The primary risk associated with any new cVDPV2 is gaps in routine immunization. The risk of further spread of such strains, or the emergence of new strains, is magnified by decreased immunization rates related to the ongoing COVID-19 pandemic. This event further highlights the risk of the international spread of cVDPV2 to neighbouring countries. There is no evidence that this virus poses a greater risk of spread, including international spread, than other VDPV2s that are derived from Sabin vaccines.

WHO advice

It is important that all countries, in particular those with frequent travel and contacts with polio-affected countries and areas, strengthen surveillance for AFP cases and commence planned expansion of environmental surveillance in order to rapidly detect any new virus importation and to facilitate a rapid response. Countries, territories and areas should also maintain uniformly high routine immunization coverage at the district level to minimize the consequences of any new virus introduction.

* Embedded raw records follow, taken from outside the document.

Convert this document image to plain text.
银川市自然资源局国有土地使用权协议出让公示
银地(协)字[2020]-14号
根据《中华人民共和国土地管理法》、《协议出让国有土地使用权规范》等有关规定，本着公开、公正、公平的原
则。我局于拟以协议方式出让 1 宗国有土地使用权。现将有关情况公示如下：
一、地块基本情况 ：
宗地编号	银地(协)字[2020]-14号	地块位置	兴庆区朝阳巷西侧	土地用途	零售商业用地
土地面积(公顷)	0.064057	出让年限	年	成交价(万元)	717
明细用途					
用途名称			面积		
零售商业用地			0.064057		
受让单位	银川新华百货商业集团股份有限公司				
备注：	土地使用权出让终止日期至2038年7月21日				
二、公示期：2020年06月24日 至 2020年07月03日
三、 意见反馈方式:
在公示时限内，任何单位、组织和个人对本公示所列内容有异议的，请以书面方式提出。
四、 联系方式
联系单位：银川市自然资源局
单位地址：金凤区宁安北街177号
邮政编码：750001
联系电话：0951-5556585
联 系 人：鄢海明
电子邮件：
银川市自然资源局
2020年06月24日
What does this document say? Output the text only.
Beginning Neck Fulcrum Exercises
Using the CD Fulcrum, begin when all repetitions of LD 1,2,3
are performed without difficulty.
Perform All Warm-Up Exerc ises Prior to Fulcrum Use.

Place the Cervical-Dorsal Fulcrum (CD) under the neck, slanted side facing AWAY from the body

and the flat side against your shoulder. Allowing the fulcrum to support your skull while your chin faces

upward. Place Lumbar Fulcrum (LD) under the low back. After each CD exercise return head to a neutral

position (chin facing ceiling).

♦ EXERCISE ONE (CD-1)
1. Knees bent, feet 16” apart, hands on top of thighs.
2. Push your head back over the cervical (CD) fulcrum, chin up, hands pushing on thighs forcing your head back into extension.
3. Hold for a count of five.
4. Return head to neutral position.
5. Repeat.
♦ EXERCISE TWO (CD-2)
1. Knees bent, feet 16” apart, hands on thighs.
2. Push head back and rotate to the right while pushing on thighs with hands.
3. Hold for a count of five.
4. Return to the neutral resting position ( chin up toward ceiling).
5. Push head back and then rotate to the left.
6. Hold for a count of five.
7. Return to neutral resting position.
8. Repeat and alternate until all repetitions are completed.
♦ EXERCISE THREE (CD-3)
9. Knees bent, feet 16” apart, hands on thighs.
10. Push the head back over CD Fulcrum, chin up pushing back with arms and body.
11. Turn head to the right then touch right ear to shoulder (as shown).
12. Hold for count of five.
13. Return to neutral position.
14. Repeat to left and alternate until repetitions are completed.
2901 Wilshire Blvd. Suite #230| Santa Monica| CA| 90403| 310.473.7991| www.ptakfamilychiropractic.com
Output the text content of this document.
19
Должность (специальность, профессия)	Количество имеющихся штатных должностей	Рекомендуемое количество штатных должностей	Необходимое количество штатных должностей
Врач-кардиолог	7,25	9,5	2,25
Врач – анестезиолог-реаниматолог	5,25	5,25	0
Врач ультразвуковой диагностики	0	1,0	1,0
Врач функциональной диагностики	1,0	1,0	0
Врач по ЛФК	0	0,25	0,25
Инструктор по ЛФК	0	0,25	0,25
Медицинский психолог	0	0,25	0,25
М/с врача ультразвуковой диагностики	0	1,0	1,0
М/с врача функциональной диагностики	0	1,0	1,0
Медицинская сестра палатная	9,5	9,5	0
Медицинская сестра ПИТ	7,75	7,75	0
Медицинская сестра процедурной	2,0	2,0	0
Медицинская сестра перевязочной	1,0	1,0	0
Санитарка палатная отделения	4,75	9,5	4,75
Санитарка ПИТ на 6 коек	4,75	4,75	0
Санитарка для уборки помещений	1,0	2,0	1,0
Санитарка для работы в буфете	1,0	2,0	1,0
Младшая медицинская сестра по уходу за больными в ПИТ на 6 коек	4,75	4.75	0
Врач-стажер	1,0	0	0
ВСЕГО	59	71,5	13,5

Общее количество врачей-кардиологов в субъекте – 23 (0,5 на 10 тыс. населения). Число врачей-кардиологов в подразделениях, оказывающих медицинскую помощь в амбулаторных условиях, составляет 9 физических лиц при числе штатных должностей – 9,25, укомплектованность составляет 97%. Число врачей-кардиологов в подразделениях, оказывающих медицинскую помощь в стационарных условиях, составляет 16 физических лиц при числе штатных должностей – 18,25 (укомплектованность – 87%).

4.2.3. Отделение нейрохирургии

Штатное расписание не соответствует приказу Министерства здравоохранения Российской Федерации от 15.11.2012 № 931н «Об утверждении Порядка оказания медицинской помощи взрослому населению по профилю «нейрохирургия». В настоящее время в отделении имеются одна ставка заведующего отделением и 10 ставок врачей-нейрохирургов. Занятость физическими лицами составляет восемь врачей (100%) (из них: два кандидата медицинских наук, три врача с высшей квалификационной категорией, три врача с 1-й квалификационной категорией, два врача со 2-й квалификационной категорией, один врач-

WHO’s International travel and health recommends that all travellers to polio-affected areas be fully vaccinated against polio. Residents (and visitors for more than four weeks) from infected areas should receive an additional dose of OPV or IPV within four weeks to 12 months of travel.

As per the advice of an Emergency Committee convened under the International Health Regulations (2005), the international spread of poliovirus remains a Public Health Emergency of International Concern (PHEIC). Countries affected by poliovirus transmission are subject to Temporary Recommendations. To comply with the Temporary Recommendations issued under the PHEIC, any country infected by poliovirus should declare the outbreak as a national public health emergency; ensure the vaccination of residents and long-term visitors; and restrict, at the point of departure, the travel of individuals who have not been vaccinated or cannot prove the vaccination status.

The latest epidemiological information on cVDPVs is updated on a weekly basis.

WHO does not recommend any travel and/or trade restrictions to Burundi based on the current information available for this event.